Advies Raad van State

De Raad van State (wetgevingsadviseur) heeft op 11 oktober 2018 een advies gegeven over het wetsvoorstel. De Raad van State geeft stevige kritiek op de manier waarop het kabinet de arbeidsmarkt meer in balans wil zien te krijgen. Het wetsvoorstel doet volgens de Raad van State onvoldoende recht aan de problemen op de arbeidsmarkt. Ook na de voorgestelde aanpassingen blijven voor zowel werkgevers als werknemers forse verschillen bestaan, afhankelijk van de vorm (vast/flex/zzp) waarin arbeid wordt georganiseerd, aldus de Raad van State. “De voorgestelde aanpak is dan ook weinig kansrijk om daadwerkelijk een nieuwe balans op de arbeidsmarkt tot stand te brengen.”

De Raad van State is vooral kritisch op het feit dat het wetsvoorstel niet voorziet in meer bescherming voor werkenden met een zwakke positie op de arbeidsmarkt, bijvoorbeeld de zogenaamde ‘platformwerkers’:

“Voor een oplossing voor de tweedeling op de arbeidsmarkt is nodig dat iedere werkende wordt beschermd voor zover dat vanwege zijn of haar arbeidsmarktpositie nodig is. Ook zou de vorm van de arbeidsrelatie niet langer leidend moeten zijn voor het type bescherming dat de werknemer heeft. Vooral voor werkenden met een zwakke positie op de arbeidsmarkt geldt dat zij alleen geholpen zijn met een uniforme regeling voor werkenden waar de wetgever een harde ondergrens voor die bescherming bepaalt.”

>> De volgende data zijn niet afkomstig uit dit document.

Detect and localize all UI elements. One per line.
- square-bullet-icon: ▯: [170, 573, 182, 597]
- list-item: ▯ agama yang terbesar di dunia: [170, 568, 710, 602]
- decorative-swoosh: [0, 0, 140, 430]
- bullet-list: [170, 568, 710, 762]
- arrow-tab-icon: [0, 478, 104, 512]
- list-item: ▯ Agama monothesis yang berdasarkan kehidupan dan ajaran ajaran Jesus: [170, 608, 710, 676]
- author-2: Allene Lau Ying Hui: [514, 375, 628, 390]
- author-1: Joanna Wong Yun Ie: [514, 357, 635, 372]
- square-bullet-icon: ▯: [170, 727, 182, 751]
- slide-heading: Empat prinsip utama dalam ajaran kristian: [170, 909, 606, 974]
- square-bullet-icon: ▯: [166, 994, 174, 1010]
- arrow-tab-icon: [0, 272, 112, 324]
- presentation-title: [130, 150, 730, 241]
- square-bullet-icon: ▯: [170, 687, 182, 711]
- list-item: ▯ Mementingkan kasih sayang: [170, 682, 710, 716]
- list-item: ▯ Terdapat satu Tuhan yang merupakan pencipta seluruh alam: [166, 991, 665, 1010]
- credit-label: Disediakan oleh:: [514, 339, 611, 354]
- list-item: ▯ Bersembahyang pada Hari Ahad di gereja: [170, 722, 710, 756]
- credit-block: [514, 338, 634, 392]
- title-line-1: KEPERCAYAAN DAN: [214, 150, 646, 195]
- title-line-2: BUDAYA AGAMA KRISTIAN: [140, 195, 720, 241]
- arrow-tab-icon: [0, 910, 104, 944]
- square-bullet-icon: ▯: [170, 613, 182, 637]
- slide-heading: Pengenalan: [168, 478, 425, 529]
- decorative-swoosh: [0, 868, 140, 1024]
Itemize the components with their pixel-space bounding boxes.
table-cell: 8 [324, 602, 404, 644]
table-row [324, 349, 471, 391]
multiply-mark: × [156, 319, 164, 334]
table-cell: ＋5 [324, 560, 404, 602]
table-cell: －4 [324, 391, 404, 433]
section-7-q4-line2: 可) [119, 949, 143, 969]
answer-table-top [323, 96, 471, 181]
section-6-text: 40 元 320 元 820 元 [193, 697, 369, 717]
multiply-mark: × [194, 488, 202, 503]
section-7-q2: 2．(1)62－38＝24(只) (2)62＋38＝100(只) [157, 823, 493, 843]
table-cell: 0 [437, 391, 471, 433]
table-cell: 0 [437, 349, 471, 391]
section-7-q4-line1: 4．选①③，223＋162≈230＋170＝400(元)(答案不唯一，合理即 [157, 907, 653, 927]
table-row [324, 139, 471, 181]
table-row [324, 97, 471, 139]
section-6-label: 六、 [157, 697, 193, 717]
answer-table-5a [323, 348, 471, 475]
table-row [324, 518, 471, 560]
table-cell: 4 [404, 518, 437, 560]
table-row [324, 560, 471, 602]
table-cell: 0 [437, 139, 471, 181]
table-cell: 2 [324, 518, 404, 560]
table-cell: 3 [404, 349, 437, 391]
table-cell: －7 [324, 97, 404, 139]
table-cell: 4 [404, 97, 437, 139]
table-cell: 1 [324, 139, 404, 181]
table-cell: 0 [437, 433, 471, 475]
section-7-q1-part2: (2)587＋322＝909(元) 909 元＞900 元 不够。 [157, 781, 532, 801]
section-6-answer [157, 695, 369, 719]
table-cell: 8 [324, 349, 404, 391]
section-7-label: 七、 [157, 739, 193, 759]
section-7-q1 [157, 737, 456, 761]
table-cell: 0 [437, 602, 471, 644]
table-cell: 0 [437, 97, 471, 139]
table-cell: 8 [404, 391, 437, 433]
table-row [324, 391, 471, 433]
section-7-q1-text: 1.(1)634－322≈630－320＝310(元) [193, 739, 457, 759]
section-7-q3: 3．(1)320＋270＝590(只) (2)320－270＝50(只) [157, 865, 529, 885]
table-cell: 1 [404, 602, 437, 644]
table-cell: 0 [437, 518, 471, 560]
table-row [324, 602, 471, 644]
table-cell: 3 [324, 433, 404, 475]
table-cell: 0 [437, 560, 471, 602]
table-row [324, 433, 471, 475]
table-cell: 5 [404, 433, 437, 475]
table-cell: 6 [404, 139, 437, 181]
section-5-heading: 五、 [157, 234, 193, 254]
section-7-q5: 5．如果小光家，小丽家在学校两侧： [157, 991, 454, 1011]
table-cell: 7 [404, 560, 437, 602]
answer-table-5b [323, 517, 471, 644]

De Raad van State uit ook kritiek op maatregelen die wel worden genoemd in het wetsvoorstel. Zo ontbreekt een overtuigende analyse dat de verruiming van de ketenregeling voor meer vaste banen zal zorgen. Daarnaast is de effectiviteit van de aanpassingen voor oproepcontracten en de premiedifferentiatie naar aard van het contract lastig te voorspellen. Ten slotte is het onwaarschijnlijk dat de voorgestelde maatregelen voor payrolling en de verruiming van de proeftijd effectief zullen zijn. De Raad van State adviseert dan ook de maatregelen voor payrolling en proeftijd niet in de huidige vorm in het wetsvoorstel op te nemen.

Met dit advies van de Raad van State is door het kabinet niets gedaan. Wellicht dat de Tweede Kamer daar wel meer oren naar heeft. De eerste berichten daarover voorspellen een stevige discussie, ook vanuit de werknemers- en werkgeversorganisaties.

Tot slot

In 2020 zal dus weer het nodige gaan veranderen in het arbeidsrecht. Niet alleen kunnen werkgevers in dat jaar de transitievergoedingen betaald aan langdurig arbeidsongeschikten gaan declareren bij UWV, maar moeten zij  -als de WAB de eindstreep haalt - ook weer rekening gaan houden met andere regels op het gebied van flexcontracten, ontslag etc.

Gelet op de kritiek is het overigens niet ondenkbaar dat er gedurende de parlementaire behandeling nog wijzigingen volgen in de Wet Arbeidsmarkt in Balans. Wij houden u uiteraard op de hoogte.